Jeremiah 8:15 — We hoped for peace but no good has come, for a time of healing but there is only terror.
Matthew10:34 — “Do not suppose that I have come to bring peace to the earth. I did not come to bring peace, but a sword.
Mark 9:50 — “Salt is good, but if it loses its saltiness, how can you make it salty again? Have salt in yourselves, and be at peace with each other.”
Several Old Testament passages prophesied the peaceable nature of the Messianic kingdom. For example:
Isaiah 9:6 — “For to us a child is born, to us a son is given, and the government will be on his shoulders. And he will be called Wonderful Counselor, Mighty God, Everlasting Father, Prince of Peace.”
Isaiah 53:5 — “... the punishment that brought us peace was upon him ...”
Just who are the blessed “peacemakers” of this beatitude? Stating the perhaps painfully obvious, peacemakers are those who make peace. Some want peace, love peace, but are not peacemakers.
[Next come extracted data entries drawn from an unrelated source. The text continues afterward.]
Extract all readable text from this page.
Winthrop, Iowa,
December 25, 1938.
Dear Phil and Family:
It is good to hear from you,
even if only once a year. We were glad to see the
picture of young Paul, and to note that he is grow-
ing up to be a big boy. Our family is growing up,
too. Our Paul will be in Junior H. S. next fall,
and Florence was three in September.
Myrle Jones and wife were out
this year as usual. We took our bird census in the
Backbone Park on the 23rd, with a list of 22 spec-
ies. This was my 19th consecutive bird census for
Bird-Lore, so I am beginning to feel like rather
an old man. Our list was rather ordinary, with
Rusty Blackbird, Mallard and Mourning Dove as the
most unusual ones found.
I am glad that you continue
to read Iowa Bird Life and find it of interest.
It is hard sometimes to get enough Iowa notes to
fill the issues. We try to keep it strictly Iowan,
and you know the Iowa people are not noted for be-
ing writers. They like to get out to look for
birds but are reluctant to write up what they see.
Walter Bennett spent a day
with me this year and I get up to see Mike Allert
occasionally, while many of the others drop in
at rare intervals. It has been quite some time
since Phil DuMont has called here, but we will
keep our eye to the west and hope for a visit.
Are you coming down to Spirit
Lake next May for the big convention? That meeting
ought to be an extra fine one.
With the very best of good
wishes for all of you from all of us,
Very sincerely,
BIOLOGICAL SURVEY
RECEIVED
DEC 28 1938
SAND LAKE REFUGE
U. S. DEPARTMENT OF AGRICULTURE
Thomas a Kempis suggested that “Everyone wants peace, but very few care for the things that produce it.”
Let’s conclude with a few salient points about this beatitude by Phil Ware, of Abilene, Texas:
“Deep in our hearts we know there is a tremendous difference between being a peace lover and a peace maker. Peace lovers like the calm and security and illusion of "giving peace a chance." But peace has no chance unless it is waged! Peace is not a state that results because of a lack of wars; peace is the result of work, character, and sacrifice of those who are peacemakers. They wage peace. They take risks; they forgive wrongs; and they compromise on personal demands without sacrificing personal integrity. They are willing to pay the price to make and preserve the peace with integrity. No wonder God calls such people his children; they're doing what is most like him!”
Jesus said that the peacemakers are blessed because “they will be called sons of God.” Sacrifices that are made by his followers to promote peace will be richly compensated. They are sons of God because: 1) Their God is a God of peace; 2) Their Savior is the Prince of peace; and 3) They preach the gospel of peace.
No lasting peace can be known outside of Jesus Christ. Are you at peace with God?